CSCI 335 - Artificial Intelligence
Fall 2017
Programming Project #8: Handwriting Recognition with Decision Trees and Random Forests
Overview
You will implement the Decision Tree learning algorithm for the task of recognizing handwritten characters.
Programming Assignment
Download decisiontree.zip. Implement the following. Each implementation will extend the
RecognizerAI class.
- Decision Tree Learning
- Random forests
- An ensemble of n decision trees.
- Each tree is trained with a random subsample of the training inputs.
- If there are p pixels in a drawing, each data split considers only sqrt(p) of those
pixels, again selected at random. (Note that in this case, we can use the width or height of
the drawing.)
- Provided files (* for files you must modify):
Assessing performance
- Build a decision tree using the first file as the training set. Test
its performance using the second file. Then build a new tree using the second
file for training and the first file for testing.
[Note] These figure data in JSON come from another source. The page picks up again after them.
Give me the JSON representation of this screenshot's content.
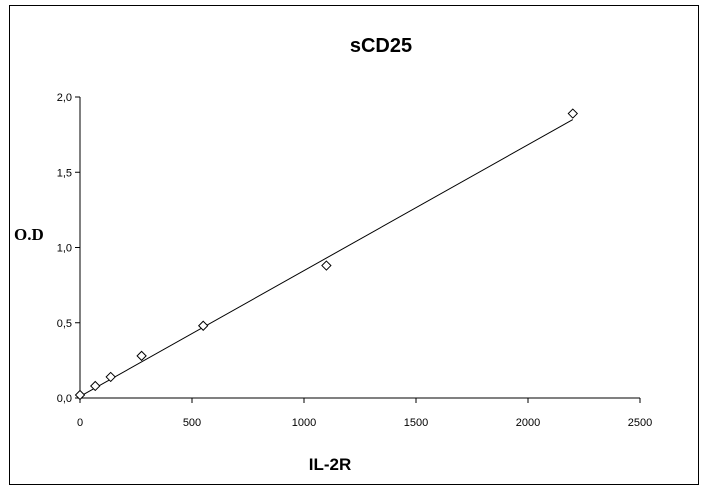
{
  "chart_data": {
    "type": "scatter",
    "title": "sCD25",
    "xlabel": "IL-2R",
    "ylabel": "O.D",
    "xlim": [
      0,
      2500
    ],
    "ylim": [
      0,
      2.0
    ],
    "x_ticks": [
      "0",
      "500",
      "1000",
      "1500",
      "2000",
      "2500"
    ],
    "y_ticks": [
      "0,0",
      "0,5",
      "1,0",
      "1,5",
      "2,0"
    ],
    "grid": false,
    "legend": "none",
    "series": [
      {
        "marker": "diamond",
        "x": [
          0,
          68,
          137,
          275,
          550,
          1100,
          2200
        ],
        "y": [
          0.02,
          0.08,
          0.14,
          0.28,
          0.48,
          0.88,
          1.89
        ]
      }
    ],
    "trendline": {
      "type": "linear",
      "x": [
        0,
        2200
      ],
      "y": [
        0.01,
        1.85
      ]
    }
  }
}
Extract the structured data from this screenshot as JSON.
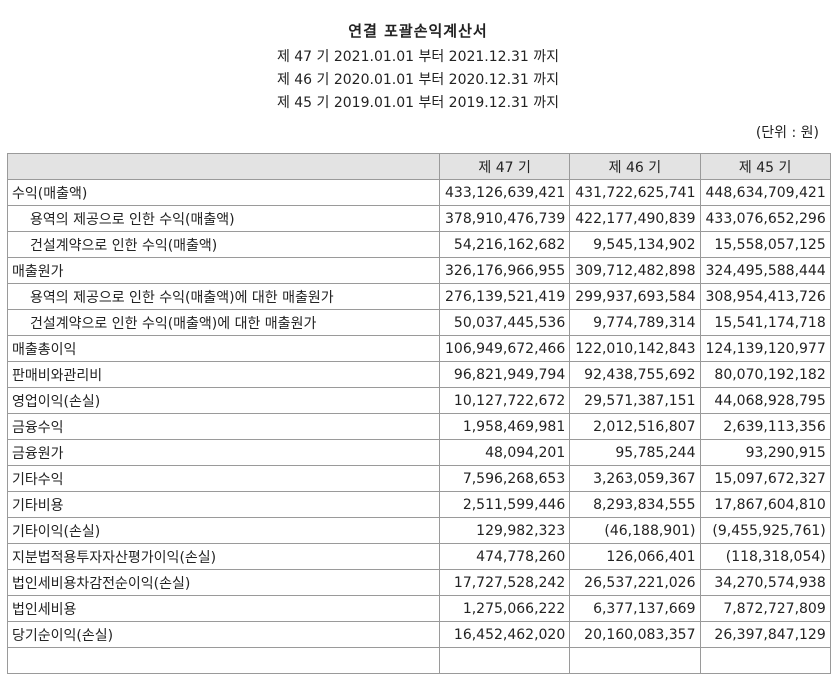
{
  "document": {
    "title": "연결 포괄손익계산서",
    "periods": [
      "제 47 기 2021.01.01 부터 2021.12.31 까지",
      "제 46 기 2020.01.01 부터 2020.12.31 까지",
      "제 45 기 2019.01.01 부터 2019.12.31 까지"
    ],
    "unit": "(단위 : 원)"
  },
  "table": {
    "headers": [
      "",
      "제 47 기",
      "제 46 기",
      "제 45 기"
    ],
    "rows": [
      {
        "label": "수익(매출액)",
        "indent": false,
        "values": [
          "433,126,639,421",
          "431,722,625,741",
          "448,634,709,421"
        ]
      },
      {
        "label": "용역의 제공으로 인한 수익(매출액)",
        "indent": true,
        "values": [
          "378,910,476,739",
          "422,177,490,839",
          "433,076,652,296"
        ]
      },
      {
        "label": "건설계약으로 인한 수익(매출액)",
        "indent": true,
        "values": [
          "54,216,162,682",
          "9,545,134,902",
          "15,558,057,125"
        ]
      },
      {
        "label": "매출원가",
        "indent": false,
        "values": [
          "326,176,966,955",
          "309,712,482,898",
          "324,495,588,444"
        ]
      },
      {
        "label": "용역의 제공으로 인한 수익(매출액)에 대한 매출원가",
        "indent": true,
        "values": [
          "276,139,521,419",
          "299,937,693,584",
          "308,954,413,726"
        ]
      },
      {
        "label": "건설계약으로 인한 수익(매출액)에 대한 매출원가",
        "indent": true,
        "values": [
          "50,037,445,536",
          "9,774,789,314",
          "15,541,174,718"
        ]
      },
      {
        "label": "매출총이익",
        "indent": false,
        "values": [
          "106,949,672,466",
          "122,010,142,843",
          "124,139,120,977"
        ]
      },
      {
        "label": "판매비와관리비",
        "indent": false,
        "values": [
          "96,821,949,794",
          "92,438,755,692",
          "80,070,192,182"
        ]
      },
      {
        "label": "영업이익(손실)",
        "indent": false,
        "values": [
          "10,127,722,672",
          "29,571,387,151",
          "44,068,928,795"
        ]
      },
      {
        "label": "금융수익",
        "indent": false,
        "values": [
          "1,958,469,981",
          "2,012,516,807",
          "2,639,113,356"
        ]
      },
      {
        "label": "금융원가",
        "indent": false,
        "values": [
          "48,094,201",
          "95,785,244",
          "93,290,915"
        ]
      },
      {
        "label": "기타수익",
        "indent": false,
        "values": [
          "7,596,268,653",
          "3,263,059,367",
          "15,097,672,327"
        ]
      },
      {
        "label": "기타비용",
        "indent": false,
        "values": [
          "2,511,599,446",
          "8,293,834,555",
          "17,867,604,810"
        ]
      },
      {
        "label": "기타이익(손실)",
        "indent": false,
        "values": [
          "129,982,323",
          "(46,188,901)",
          "(9,455,925,761)"
        ]
      },
      {
        "label": "지분법적용투자자산평가이익(손실)",
        "indent": false,
        "values": [
          "474,778,260",
          "126,066,401",
          "(118,318,054)"
        ]
      },
      {
        "label": "법인세비용차감전순이익(손실)",
        "indent": false,
        "values": [
          "17,727,528,242",
          "26,537,221,026",
          "34,270,574,938"
        ]
      },
      {
        "label": "법인세비용",
        "indent": false,
        "values": [
          "1,275,066,222",
          "6,377,137,669",
          "7,872,727,809"
        ]
      },
      {
        "label": "당기순이익(손실)",
        "indent": false,
        "values": [
          "16,452,462,020",
          "20,160,083,357",
          "26,397,847,129"
        ]
      },
      {
        "label": "",
        "indent": false,
        "values": [
          "",
          "",
          ""
        ]
      }
    ]
  }
}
How well does each tree perform on its testing set?
- Once you can build a tree that distinguishes two letters, expand your
training and test sets to train it to distinguish three letters.
Continue iterating this process until you can build a tree that can
distinguish at least eight different letters.
- Feel free to perform additional experiments to clarify any issues that may arise.
Visualization
A visualization has been provided for you, for both the regular Decision Tree and the Random Forest. Be sure
to employ the visualizations in your analysis.
Paper
When you are finished with your experiments, write a paper summarizing your findings. Include the following:
- An analysis and discussion of your data. (Be sure to include the data as well.)
- An analysis and discussion of the visualizations of the learned functions.
You are strongly encouraged to include images of the visualizations in support of your analysis.
- How well does decision tree learning perform for this task?
- Are random forests worth the trouble? Why or why not?
Deadlines
- Progress report: Thursday, November 9:
- Discuss initial results using a single decision tree and two letters.
- Project complete: Tuesday, November 14:
- Discuss results with up to 8 letters, for both a single tree and a random forest.